呼吸器系-32-体表から見た肺の位置-図C

肺は円錐を縦に割ったような半円錐形
肺尖:肺上部の尖った部分。鎖骨の上方2〜3cmに達する
肺底:下面の広い部分。横隔膜に接する
内側面肺門があり気管支、肺動脈、肺静脈が出入りする。
外側面:肋骨に面する。肋骨面ともいう。

■ 1. 肺葉

呼吸器系-34-肺の解剖学-SQ図c2

💡肺のポイント💡
・肺葉の数は左二右三
・斜裂は両肺、水平裂は右肺のみ
・心圧痕は両肺、 心切痕は左肺のみ

まずは上記のポイントをしっかり抑えてください。

あとは、たまに左右の肺が接するものが出題されることがあります。上大静脈や下大静脈、奇静脈がつくる溝は右肺にあります。大動脈弓から胸大動脈がつくる溝は左肺にあります。

■ 2. 肺区域

呼吸器系-34-肺区域-SQ-図c

・区域気管支が支配する肺領域を肺区域といいます。
・肺区域は左肺が9区域7が無い)、右肺が10区域に分かれます。

■ 3. 肺胞

呼吸器系-34-肺胞の構造-SQ図c

・肺胞の壁は極めて薄く、隣り合ったものどうし共有し肺胞中隔と呼ばれます。
・肺胞壁は単層扁平上皮I型肺胞上皮細胞が主体となっている。
・大型で厚みのあるII型肺胞上皮細胞は表面活性剤(サーファクタント)を分泌します。

▶ 肺におけるガス交換(血液空気関門)

呼吸器系-32-肺胞におけるガス交換-SQ-図c

肺胞でのガス交換は、肺胞上皮細胞基底膜血管内皮細胞の3層を通り抜けて行われます。(血液空気関門
・ガス交換を終えて、酸素をたっぷり含んだ動脈血は肺静脈より左心房へ還って行きます。

■ 4. 胸膜

呼吸器系-34-臓側胸膜と壁側胸膜-SQ-図c

・肺は胸膜臓側胸膜)で覆われ、肺門部で折れ返り壁側胸膜に移行します。
・壁側胸膜と臓側胸膜の間を胸膜腔といい、少量の漿液で満たされます。

💡肺門部で折れ返らないと管が出入り出来ません💡

▶ 胸膜と陰圧の関係

・臓側胸膜と壁側胸膜の間は水(漿液)による表面張力が働いています。肺は弾性線維の作用により、縮もうとする力が働いていますが、この表面張力の作用により縮まずに胸膜に張り付いて膨らんだままでいられます。この時に、肺の縮もうとする力に拮抗するだけの「陰圧」が働いています。
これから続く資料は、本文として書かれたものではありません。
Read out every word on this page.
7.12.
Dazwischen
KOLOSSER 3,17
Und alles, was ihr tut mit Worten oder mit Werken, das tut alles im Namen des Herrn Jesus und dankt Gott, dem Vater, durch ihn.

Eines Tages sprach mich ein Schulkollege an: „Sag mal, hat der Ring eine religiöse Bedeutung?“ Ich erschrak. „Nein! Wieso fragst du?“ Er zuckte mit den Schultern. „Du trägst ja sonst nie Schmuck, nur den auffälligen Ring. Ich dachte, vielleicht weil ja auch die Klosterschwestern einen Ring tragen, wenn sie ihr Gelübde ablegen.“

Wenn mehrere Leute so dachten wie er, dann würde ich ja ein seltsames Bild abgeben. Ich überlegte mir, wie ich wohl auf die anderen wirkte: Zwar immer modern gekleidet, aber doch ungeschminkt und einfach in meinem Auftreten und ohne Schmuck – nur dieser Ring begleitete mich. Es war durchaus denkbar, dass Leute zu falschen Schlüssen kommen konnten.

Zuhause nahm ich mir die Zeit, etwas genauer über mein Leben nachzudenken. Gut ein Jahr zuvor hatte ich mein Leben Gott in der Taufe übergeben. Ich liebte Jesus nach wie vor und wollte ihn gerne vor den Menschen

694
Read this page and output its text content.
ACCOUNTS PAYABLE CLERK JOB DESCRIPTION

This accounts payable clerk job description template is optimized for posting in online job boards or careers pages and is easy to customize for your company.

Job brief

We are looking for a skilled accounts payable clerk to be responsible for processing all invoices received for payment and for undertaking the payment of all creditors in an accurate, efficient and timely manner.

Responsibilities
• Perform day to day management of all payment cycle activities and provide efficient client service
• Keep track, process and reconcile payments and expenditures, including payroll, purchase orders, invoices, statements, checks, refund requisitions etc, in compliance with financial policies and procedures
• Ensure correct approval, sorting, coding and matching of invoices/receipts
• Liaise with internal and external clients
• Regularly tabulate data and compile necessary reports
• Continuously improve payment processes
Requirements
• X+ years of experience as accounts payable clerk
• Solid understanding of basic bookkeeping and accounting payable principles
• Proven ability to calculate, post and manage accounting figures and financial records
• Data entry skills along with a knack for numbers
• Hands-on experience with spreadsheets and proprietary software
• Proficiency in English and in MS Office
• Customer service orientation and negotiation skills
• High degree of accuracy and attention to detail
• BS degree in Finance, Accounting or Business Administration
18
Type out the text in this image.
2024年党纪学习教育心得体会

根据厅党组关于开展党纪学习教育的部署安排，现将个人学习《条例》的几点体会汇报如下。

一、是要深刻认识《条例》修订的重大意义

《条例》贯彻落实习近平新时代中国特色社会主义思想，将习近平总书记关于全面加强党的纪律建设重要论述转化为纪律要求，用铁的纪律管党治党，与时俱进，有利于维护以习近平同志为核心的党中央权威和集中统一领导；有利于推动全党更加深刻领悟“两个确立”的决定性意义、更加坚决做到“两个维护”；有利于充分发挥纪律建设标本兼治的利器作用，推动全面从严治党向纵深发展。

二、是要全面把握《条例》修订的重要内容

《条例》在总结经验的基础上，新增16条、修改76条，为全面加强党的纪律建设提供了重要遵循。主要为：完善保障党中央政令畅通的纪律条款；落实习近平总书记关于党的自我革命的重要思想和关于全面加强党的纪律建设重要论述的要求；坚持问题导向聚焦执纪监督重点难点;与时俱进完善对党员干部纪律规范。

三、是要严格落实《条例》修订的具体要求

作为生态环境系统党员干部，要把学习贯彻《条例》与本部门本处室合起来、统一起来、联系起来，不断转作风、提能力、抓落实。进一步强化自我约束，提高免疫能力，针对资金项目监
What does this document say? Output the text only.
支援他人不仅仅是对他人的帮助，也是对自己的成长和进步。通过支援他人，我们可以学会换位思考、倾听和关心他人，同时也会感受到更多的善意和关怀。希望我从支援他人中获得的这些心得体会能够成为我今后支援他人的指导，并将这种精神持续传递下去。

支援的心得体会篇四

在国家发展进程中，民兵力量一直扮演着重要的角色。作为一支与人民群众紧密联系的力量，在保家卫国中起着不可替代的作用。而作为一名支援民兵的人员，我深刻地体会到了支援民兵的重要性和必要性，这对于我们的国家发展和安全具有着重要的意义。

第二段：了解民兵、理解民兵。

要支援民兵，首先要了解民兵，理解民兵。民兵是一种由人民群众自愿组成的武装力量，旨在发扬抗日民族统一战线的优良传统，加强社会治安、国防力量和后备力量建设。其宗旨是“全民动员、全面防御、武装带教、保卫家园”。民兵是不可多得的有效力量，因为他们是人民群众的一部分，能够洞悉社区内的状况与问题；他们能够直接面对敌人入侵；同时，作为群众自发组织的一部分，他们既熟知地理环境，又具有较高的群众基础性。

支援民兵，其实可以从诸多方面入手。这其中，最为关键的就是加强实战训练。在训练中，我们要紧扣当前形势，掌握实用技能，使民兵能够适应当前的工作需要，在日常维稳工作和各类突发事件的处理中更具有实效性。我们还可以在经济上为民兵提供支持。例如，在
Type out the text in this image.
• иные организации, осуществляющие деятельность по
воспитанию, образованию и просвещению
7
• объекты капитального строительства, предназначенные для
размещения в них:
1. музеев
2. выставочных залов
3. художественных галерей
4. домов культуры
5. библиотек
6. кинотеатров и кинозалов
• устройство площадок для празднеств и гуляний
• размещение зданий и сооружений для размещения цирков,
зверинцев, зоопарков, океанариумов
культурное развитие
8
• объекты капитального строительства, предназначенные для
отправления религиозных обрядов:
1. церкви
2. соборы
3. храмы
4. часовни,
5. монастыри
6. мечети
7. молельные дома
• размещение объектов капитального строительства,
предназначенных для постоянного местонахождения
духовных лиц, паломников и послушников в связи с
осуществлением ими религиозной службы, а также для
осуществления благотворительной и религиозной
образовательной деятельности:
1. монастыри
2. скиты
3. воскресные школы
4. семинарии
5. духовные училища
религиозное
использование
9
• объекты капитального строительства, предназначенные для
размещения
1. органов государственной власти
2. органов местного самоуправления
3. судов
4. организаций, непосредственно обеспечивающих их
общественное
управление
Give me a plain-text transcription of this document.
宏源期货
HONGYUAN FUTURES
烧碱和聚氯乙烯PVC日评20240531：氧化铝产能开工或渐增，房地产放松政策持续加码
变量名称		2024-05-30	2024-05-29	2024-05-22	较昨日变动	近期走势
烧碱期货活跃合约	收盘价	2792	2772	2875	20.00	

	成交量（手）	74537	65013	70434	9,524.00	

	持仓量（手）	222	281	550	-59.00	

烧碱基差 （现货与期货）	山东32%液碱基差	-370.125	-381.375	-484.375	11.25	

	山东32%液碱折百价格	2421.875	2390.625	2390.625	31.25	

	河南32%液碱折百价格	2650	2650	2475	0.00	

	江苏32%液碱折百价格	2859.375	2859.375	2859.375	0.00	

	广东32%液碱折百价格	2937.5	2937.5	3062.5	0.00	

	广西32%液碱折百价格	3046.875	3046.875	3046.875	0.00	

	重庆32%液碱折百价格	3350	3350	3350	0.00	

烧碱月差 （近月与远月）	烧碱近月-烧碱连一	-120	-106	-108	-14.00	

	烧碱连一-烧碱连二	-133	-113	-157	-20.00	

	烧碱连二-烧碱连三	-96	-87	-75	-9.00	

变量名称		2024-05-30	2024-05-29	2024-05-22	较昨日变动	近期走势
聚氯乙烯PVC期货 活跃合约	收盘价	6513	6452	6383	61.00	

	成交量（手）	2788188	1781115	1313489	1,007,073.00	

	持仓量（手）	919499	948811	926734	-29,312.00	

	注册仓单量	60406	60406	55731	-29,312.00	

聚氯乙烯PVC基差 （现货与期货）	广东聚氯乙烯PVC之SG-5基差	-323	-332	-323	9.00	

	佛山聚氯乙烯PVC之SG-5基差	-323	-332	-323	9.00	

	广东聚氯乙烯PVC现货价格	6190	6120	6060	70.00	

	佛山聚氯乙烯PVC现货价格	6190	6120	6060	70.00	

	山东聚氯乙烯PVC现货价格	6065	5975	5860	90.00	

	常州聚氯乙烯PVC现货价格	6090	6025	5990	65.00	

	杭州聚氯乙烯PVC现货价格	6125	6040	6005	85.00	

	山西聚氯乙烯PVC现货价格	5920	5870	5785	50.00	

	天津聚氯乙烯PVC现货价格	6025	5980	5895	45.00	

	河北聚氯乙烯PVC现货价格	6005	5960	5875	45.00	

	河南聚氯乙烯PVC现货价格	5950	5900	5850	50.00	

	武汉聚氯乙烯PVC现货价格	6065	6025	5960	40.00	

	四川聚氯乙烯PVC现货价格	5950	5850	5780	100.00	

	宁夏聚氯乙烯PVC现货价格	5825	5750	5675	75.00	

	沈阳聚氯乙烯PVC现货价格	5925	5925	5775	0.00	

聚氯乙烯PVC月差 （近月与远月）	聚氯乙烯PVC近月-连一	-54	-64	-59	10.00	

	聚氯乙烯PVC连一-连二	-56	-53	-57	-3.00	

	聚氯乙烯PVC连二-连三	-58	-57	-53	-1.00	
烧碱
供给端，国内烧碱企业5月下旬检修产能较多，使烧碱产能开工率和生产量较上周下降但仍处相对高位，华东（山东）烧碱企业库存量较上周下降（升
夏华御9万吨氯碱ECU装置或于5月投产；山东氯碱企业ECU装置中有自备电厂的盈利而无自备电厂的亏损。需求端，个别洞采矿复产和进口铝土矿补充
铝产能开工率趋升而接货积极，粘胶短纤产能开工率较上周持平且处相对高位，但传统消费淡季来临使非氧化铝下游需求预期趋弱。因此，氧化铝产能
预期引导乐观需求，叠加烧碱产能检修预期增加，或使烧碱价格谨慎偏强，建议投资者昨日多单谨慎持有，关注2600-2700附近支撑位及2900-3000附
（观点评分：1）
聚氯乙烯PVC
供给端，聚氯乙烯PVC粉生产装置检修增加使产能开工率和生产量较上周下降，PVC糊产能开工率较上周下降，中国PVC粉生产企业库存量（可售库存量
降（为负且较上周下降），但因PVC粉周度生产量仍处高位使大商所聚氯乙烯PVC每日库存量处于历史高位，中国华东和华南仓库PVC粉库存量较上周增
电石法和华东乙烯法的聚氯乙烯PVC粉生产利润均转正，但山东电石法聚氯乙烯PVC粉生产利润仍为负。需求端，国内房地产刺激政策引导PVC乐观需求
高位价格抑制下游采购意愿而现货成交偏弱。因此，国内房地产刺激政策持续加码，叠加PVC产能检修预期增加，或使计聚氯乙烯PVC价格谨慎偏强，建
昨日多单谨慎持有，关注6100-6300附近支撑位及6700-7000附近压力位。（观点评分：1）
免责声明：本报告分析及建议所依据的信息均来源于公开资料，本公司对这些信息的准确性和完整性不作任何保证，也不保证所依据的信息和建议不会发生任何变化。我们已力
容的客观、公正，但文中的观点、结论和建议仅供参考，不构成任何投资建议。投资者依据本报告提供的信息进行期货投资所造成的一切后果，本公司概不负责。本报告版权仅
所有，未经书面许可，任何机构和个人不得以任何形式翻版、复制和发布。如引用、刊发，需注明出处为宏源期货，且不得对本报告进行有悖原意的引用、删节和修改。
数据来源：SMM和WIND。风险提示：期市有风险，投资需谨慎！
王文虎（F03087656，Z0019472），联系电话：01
・吸気時に胸腔が広がる事により、胸膜も広がります。それにともない肺も広がり吸気が起こります。面積が広がり肺が引き伸ばされた分、さらに「陰圧」となっています。

※この隣り合うもの同士をくっつける作用がある水の表面張力は、肺胞内部で働いてしまうと、肺胞壁がくっついて広がらなくなってしまいます。これを防止するのがII型肺胞上皮細胞が分泌する「サーファクタント」です。

▶気胸

呼吸器系-34-気胸-SQ-図c

・胸膜(臓側胸膜あるいは壁側胸膜)に穴が空いてしまうと、胸膜腔に空気が入りこんだ状態を気胸といいます。
・陰圧が失われ、肺は小さくしぼんでしまいます。

■ 呼吸運動

呼吸器系-34-呼吸運動-SQ-図c

■ スパイロメーター(肺機能検査)

呼吸器系-34-スパイロメーター-SQ-図c

%肺活量:年齢、性別などから算出された予測肺活量に対する実測肺活量の割合(80%以上が基準値)拘束性肺疾患で低下します。(肺が伸展しにくくなるから)
努力性肺活量:肺活量はゆっくりと最後まで吐ききったところから(最大呼気位)から、吸えるだけ吸い込んだところ(最大吸気位)までを測定するのに対し、努力肺活量は吸えるだけ吸い込んだところから、「出来るだけ速く」息を吐いて測定します。息の吐きにくさを知る事ができます。
1秒量(FEV1):努力性肺活量のうち、最初の1秒間に吐く事のできた空気量。
1秒率(FEV1%):努力性肺活量に対する1秒量の割合。70%以上が正常。COPDや喘息などの閉塞性換気障害で低下します。(うまく息を出せないから)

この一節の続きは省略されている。